Um filme pra reanalisarmos nossa fé, nossa crença na Bondade Divina derramada sobre a humanidade e sobretudo sobre o pecado, conforme muitas vezes ele nos é apresentado. Então ser gay pode ser visto como pecado e roubar do Tesouro Nacional, do dinheiro da compra de vacinas, não? Quem sabe Deus não pediu que outras perguntas humanas pudessem responder a dogmas? Ser gay prejudica alguma pessoa sobre o planeta? ... Então ser ou não gay não interessa a mais ninguém e não pode ser pecado, nem crime, nem nada porque é apenas uma forma de ser.
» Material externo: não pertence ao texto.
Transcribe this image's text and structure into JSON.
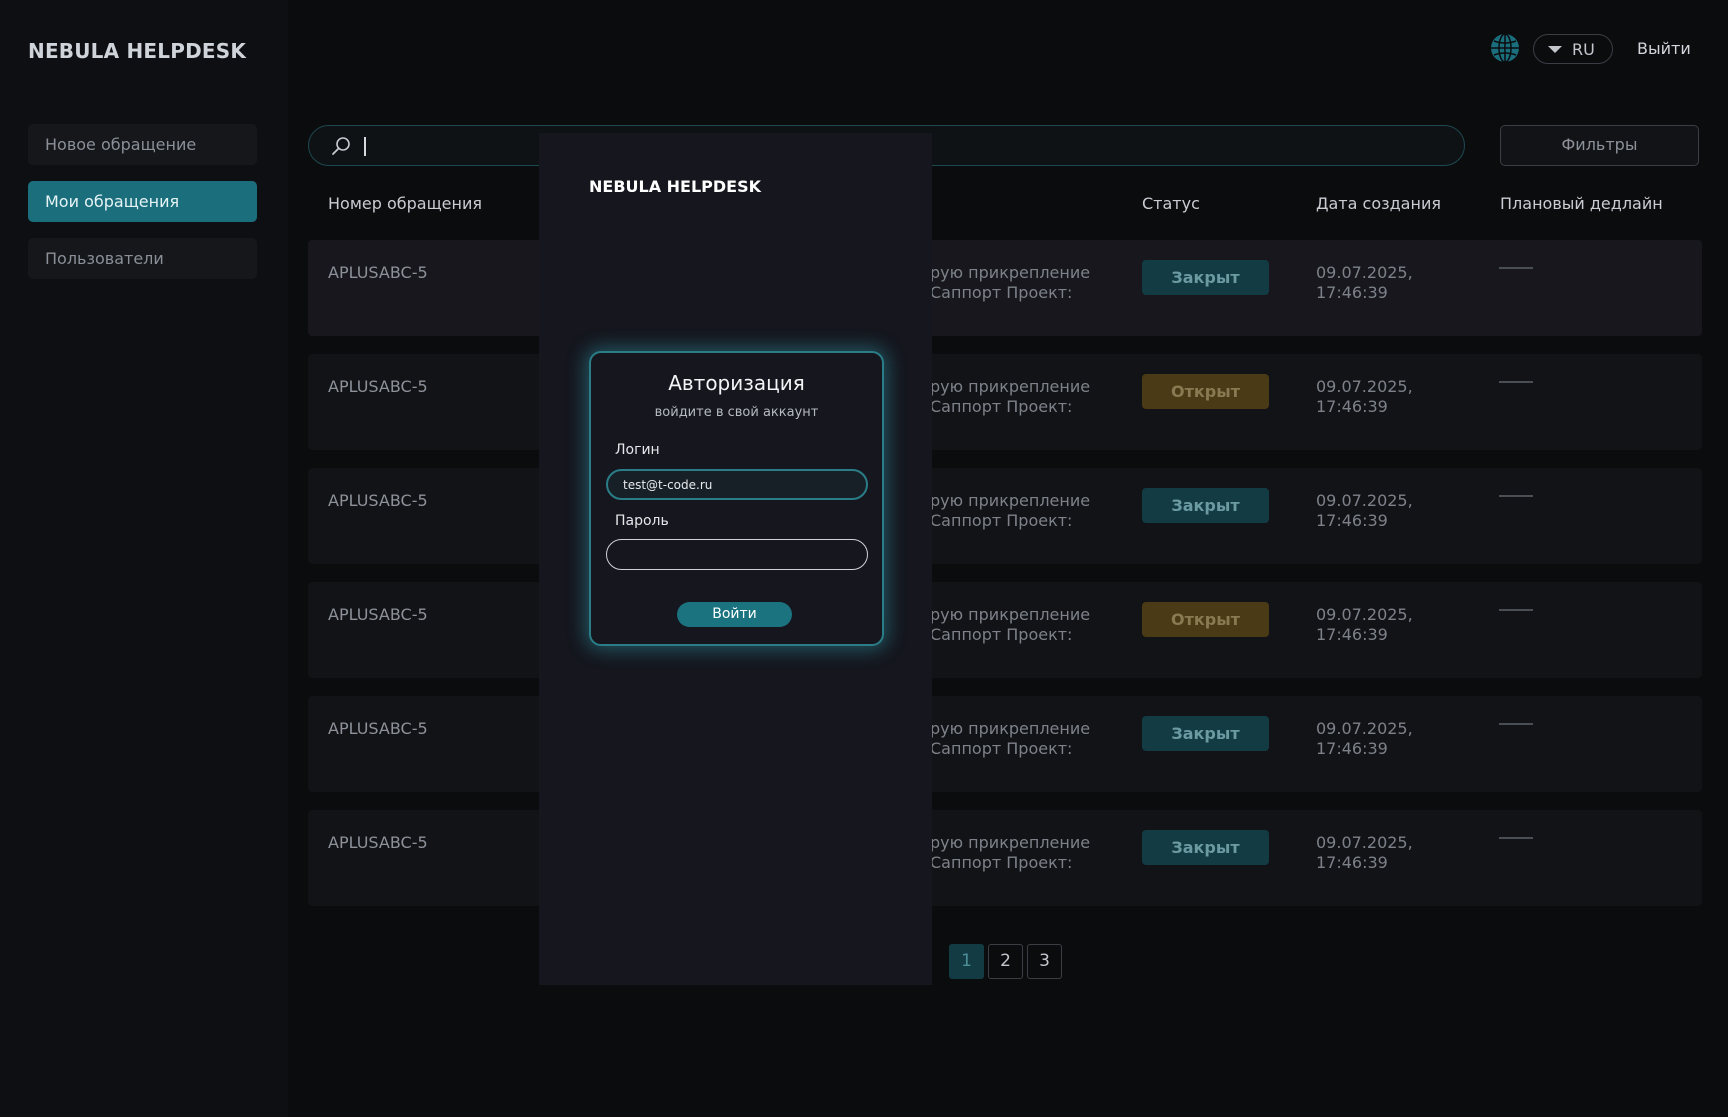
{
  "app": {
    "title": "NEBULA HELPDESK"
  },
  "sidebar": {
    "items": [
      {
        "label": "Новое обращение",
        "active": false
      },
      {
        "label": "Мои обращения",
        "active": true
      },
      {
        "label": "Пользователи",
        "active": false
      }
    ]
  },
  "header": {
    "language": "RU",
    "logout_label": "Выйти",
    "globe_icon": "globe-icon"
  },
  "search": {
    "value": "",
    "icon": "search-icon"
  },
  "filters_label": "Фильтры",
  "table": {
    "columns": [
      "Номер обращения",
      "Статус",
      "Дата создания",
      "Плановый дедлайн"
    ],
    "rows": [
      {
        "id": "APLUSABC-5",
        "desc_line1": "рую прикрепление",
        "desc_line2": "Саппорт Проект:",
        "status": "Закрыт",
        "date_line1": "09.07.2025,",
        "date_line2": "17:46:39",
        "deadline": "—"
      },
      {
        "id": "APLUSABC-5",
        "desc_line1": "рую прикрепление",
        "desc_line2": "Саппорт Проект:",
        "status": "Открыт",
        "date_line1": "09.07.2025,",
        "date_line2": "17:46:39",
        "deadline": "—"
      },
      {
        "id": "APLUSABC-5",
        "desc_line1": "рую прикрепление",
        "desc_line2": "Саппорт Проект:",
        "status": "Закрыт",
        "date_line1": "09.07.2025,",
        "date_line2": "17:46:39",
        "deadline": "—"
      },
      {
        "id": "APLUSABC-5",
        "desc_line1": "рую прикрепление",
        "desc_line2": "Саппорт Проект:",
        "status": "Открыт",
        "date_line1": "09.07.2025,",
        "date_line2": "17:46:39",
        "deadline": "—"
      },
      {
        "id": "APLUSABC-5",
        "desc_line1": "рую прикрепление",
        "desc_line2": "Саппорт Проект:",
        "status": "Закрыт",
        "date_line1": "09.07.2025,",
        "date_line2": "17:46:39",
        "deadline": "—"
      },
      {
        "id": "APLUSABC-5",
        "desc_line1": "рую прикрепление",
        "desc_line2": "Саппорт Проект:",
        "status": "Закрыт",
        "date_line1": "09.07.2025,",
        "date_line2": "17:46:39",
        "deadline": "—"
      }
    ]
  },
  "pagination": {
    "pages": [
      "1",
      "2",
      "3"
    ],
    "current": "1"
  },
  "colors": {
    "accent": "#1b7380",
    "closed_badge": "#133b44",
    "open_badge": "#4a3a16",
    "modal_glow": "#2a7d87"
  },
  "auth": {
    "panel_title": "NEBULA HELPDESK",
    "title": "Авторизация",
    "subtitle": "войдите в свой аккаунт",
    "login_label": "Логин",
    "login_value": "test@t-code.ru",
    "password_label": "Пароль",
    "password_value": "",
    "submit_label": "Войти"
  }
}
Roubar dinheiro das vacinas que salvam vidas, como todos veem, prejudica alguém? ... Então, isso sim é pecado contra Deus e crime contra os homens. Que tal inserir uma simples pergunta, antes de começar a bater no peito e dizer que Deus está mandando fazer isto ou aquilo? Deus castigou 600 mil mortos? Sem ar? Afogados sem água? E isso, só contando com o Brasil porque foram milhões que morreram assim.
Eu me senti atingida pelo filme. Impactada mesmo. Principalmente porque ando cansada de justificativas diversas para tudo o que conta e não conta e que misturam Deus para justificar o injustificável. Porque ser de fé é diferente de ser cego, senhores. Ser de fé é inclusivo. Todos podem professar juntos sua fé, ainda que diferentes entre si porque em toda fé cabe Deus. O que for exclusivo, que salve você, mas não seu vizinho, desculpe, mas desconfie. Deus nunca vendeu bilhetes e nem lugares especiais, poltronas especiais. O que Ele nos deu, deu pra todos nós. Sem divisões. E o filme mostra isso. Nesse sentido, Deus fala com todos. Você tem ouvido Sua voz?
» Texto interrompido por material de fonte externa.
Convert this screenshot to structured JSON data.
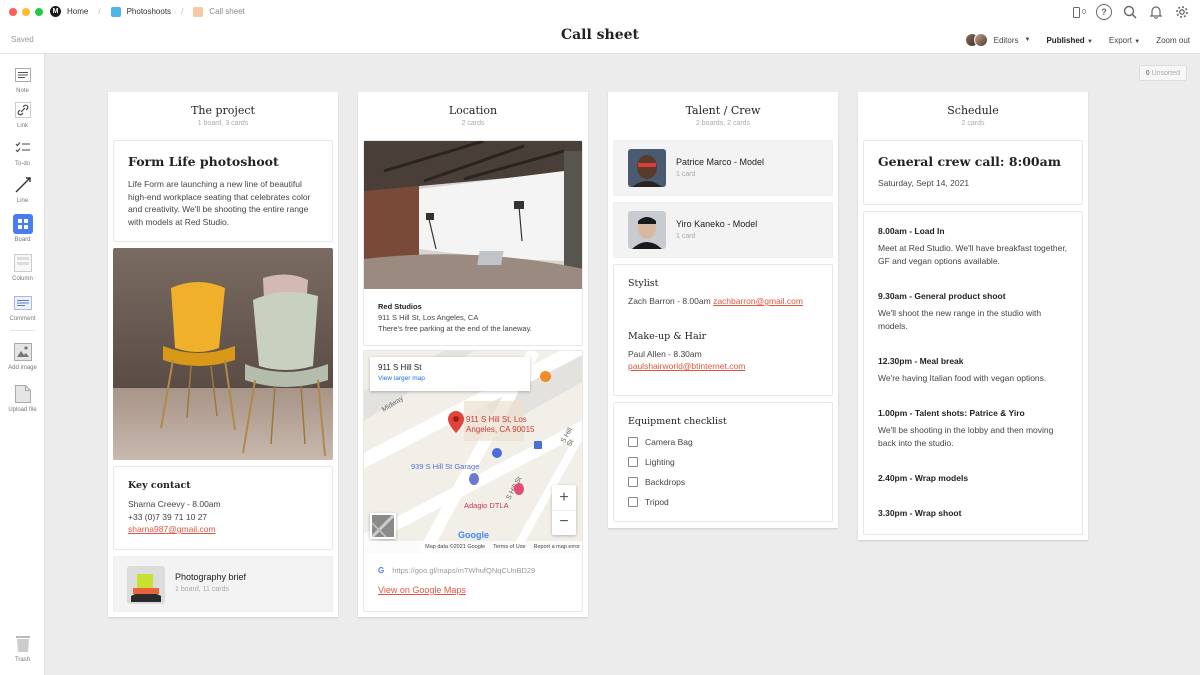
{
  "app": {
    "title": "Call sheet",
    "saved_status": "Saved",
    "breadcrumb": [
      {
        "label": "Home",
        "color": "#1a1a1a"
      },
      {
        "label": "Photoshoots",
        "color": "#4db8e8"
      },
      {
        "label": "Call sheet",
        "color": "#f5c9a8"
      }
    ],
    "device_count": "0",
    "editors_label": "Editors",
    "published_label": "Published",
    "export_label": "Export",
    "zoom_label": "Zoom out",
    "unsorted_count": "0",
    "unsorted_label": "Unsorted"
  },
  "toolbar": [
    {
      "label": "Note",
      "icon": "note-icon"
    },
    {
      "label": "Link",
      "icon": "link-icon"
    },
    {
      "label": "To-do",
      "icon": "todo-icon"
    },
    {
      "label": "Line",
      "icon": "line-icon"
    },
    {
      "label": "Board",
      "icon": "board-icon"
    },
    {
      "label": "Column",
      "icon": "column-icon"
    },
    {
      "label": "Comment",
      "icon": "comment-icon"
    },
    {
      "label": "Add image",
      "icon": "image-icon"
    },
    {
      "label": "Upload file",
      "icon": "file-icon"
    },
    {
      "label": "Trash",
      "icon": "trash-icon"
    }
  ],
  "project": {
    "title": "The project",
    "sub": "1 board, 3 cards",
    "heading": "Form Life photoshoot",
    "body": "Life Form are launching a new line of beautiful high-end workplace seating that celebrates color and creativity. We'll be shooting the entire range with models at Red Studio.",
    "key_contact_title": "Key contact",
    "contact_line1": "Sharna Creevy - 8.00am",
    "contact_line2": "+33 (0)7 39 71 10 27",
    "contact_email": "sharna987@gmail.com",
    "brief_title": "Photography brief",
    "brief_sub": "1 board, 11 cards"
  },
  "location": {
    "title": "Location",
    "sub": "2 cards",
    "studio_name": "Red Studios",
    "studio_address": "911 S Hill St, Los Angeles, CA",
    "studio_note": "There's free parking at the end of the laneway.",
    "map_popup_title": "911 S Hill St",
    "map_popup_link": "View larger map",
    "map_pin_label_1": "911 S Hill St, Los",
    "map_pin_label_2": "Angeles, CA 90015",
    "map_garage": "939 S Hill St Garage",
    "map_adagio": "Adagio DTLA",
    "map_street_1": "Midway",
    "map_street_2": "S Hill St",
    "map_street_3": "S Hill St",
    "map_footer_data": "Map data ©2021 Google",
    "map_footer_terms": "Terms of Use",
    "map_footer_report": "Report a map error",
    "map_google": "Google",
    "map_url": "https://goo.gl/maps/mTWhufQNqCUnBD29",
    "map_link": "View on Google Maps"
  },
  "talent": {
    "title": "Talent / Crew",
    "sub": "2 boards, 2 cards",
    "boards": [
      {
        "name": "Patrice Marco - Model",
        "sub": "1 card"
      },
      {
        "name": "Yiro Kaneko - Model",
        "sub": "1 card"
      }
    ],
    "stylist_title": "Stylist",
    "stylist_line": "Zach Barron  - 8.00am",
    "stylist_email": "zachbarron@gmail.com",
    "makeup_title": "Make-up & Hair",
    "makeup_line": "Paul Allen - 8.30am",
    "makeup_email": "paulshairworld@btinternet.com",
    "equipment_title": "Equipment checklist",
    "equipment": [
      "Camera Bag",
      "Lighting",
      "Backdrops",
      "Tripod"
    ]
  },
  "schedule": {
    "title": "Schedule",
    "sub": "2 cards",
    "call_heading": "General crew call: 8:00am",
    "call_date": "Saturday, Sept 14, 2021",
    "items": [
      {
        "time": "8.00am - Load In",
        "desc": "Meet at Red Studio. We'll have breakfast together, GF and vegan options available."
      },
      {
        "time": "9.30am - General product shoot",
        "desc": "We'll shoot the new range in the studio with models."
      },
      {
        "time": "12.30pm - Meal break",
        "desc": "We're having Italian food with vegan options."
      },
      {
        "time": "1.00pm - Talent shots: Patrice & Yiro",
        "desc": "We'll be shooting in the lobby and then moving back into the studio."
      },
      {
        "time": "2.40pm - Wrap models",
        "desc": ""
      },
      {
        "time": "3.30pm - Wrap shoot",
        "desc": ""
      }
    ]
  },
  "colors": {
    "accent_link": "#e0563f",
    "board_icon": "#4a7cf0",
    "pin": "#e0443a"
  }
}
Ana Ribeiro, diretora de cinema, teatro e TV
Baseado em fatos reais, é um filme muito interessante, apesar de incômodo, para assistir nestes tempos atuais. Bons atores, planos muito bem escolhidos para momentos emocionantes, difíceis, na vida do Pastor Carlton Pearson.
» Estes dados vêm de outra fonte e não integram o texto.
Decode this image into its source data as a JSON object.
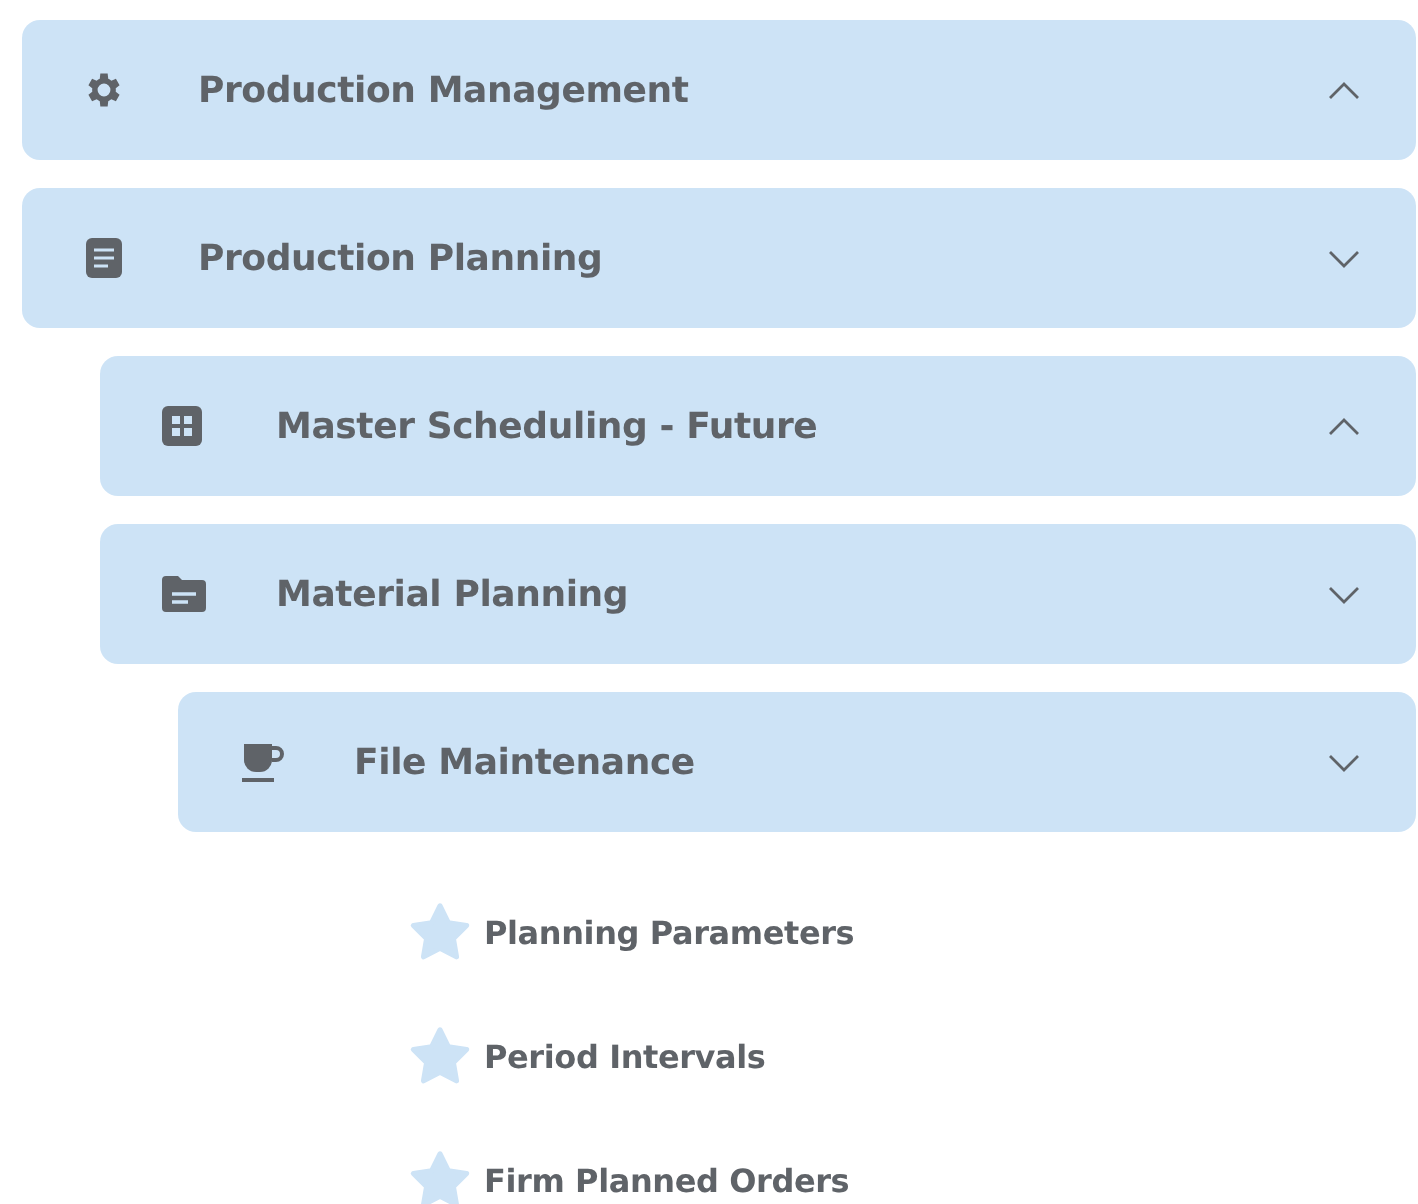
{
  "menu": [
    {
      "label": "Production Management",
      "kind": "group",
      "expanded": true
    },
    {
      "label": "Production Planning",
      "kind": "group",
      "expanded": false,
      "children": [
        {
          "label": "Master Scheduling - Future",
          "kind": "group",
          "expanded": true
        },
        {
          "label": "Material Planning",
          "kind": "group",
          "expanded": false,
          "children": [
            {
              "label": "File Maintenance",
              "kind": "group",
              "expanded": false,
              "children": [
                {
                  "label": "Planning Parameters",
                  "kind": "leaf"
                },
                {
                  "label": "Period Intervals",
                  "kind": "leaf"
                },
                {
                  "label": "Firm Planned Orders",
                  "kind": "leaf"
                }
              ]
            }
          ]
        }
      ]
    }
  ]
}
Um Pastor muito respeitado, de uma igreja muito famosa e rica, por circunstâncias pessoais, percebe que talvez aquilo que prega todos os dias não seja exatamente assim. Se questiona, procura saídas, respostas, de forma honesta, sincera e intensa. Mas, uma igreja que é famosa, com pessoas muito poderosas, não quer que nada incomode seus lucros. Tampouco quer que as pessoas questionem sua espiritualidade e questionem que sentido afinal tem a vida, o pecado, a salvação. Parecem querer apenas seguir o caminho estabelecido e ter dinheiro em caixa. Mundo perfeito.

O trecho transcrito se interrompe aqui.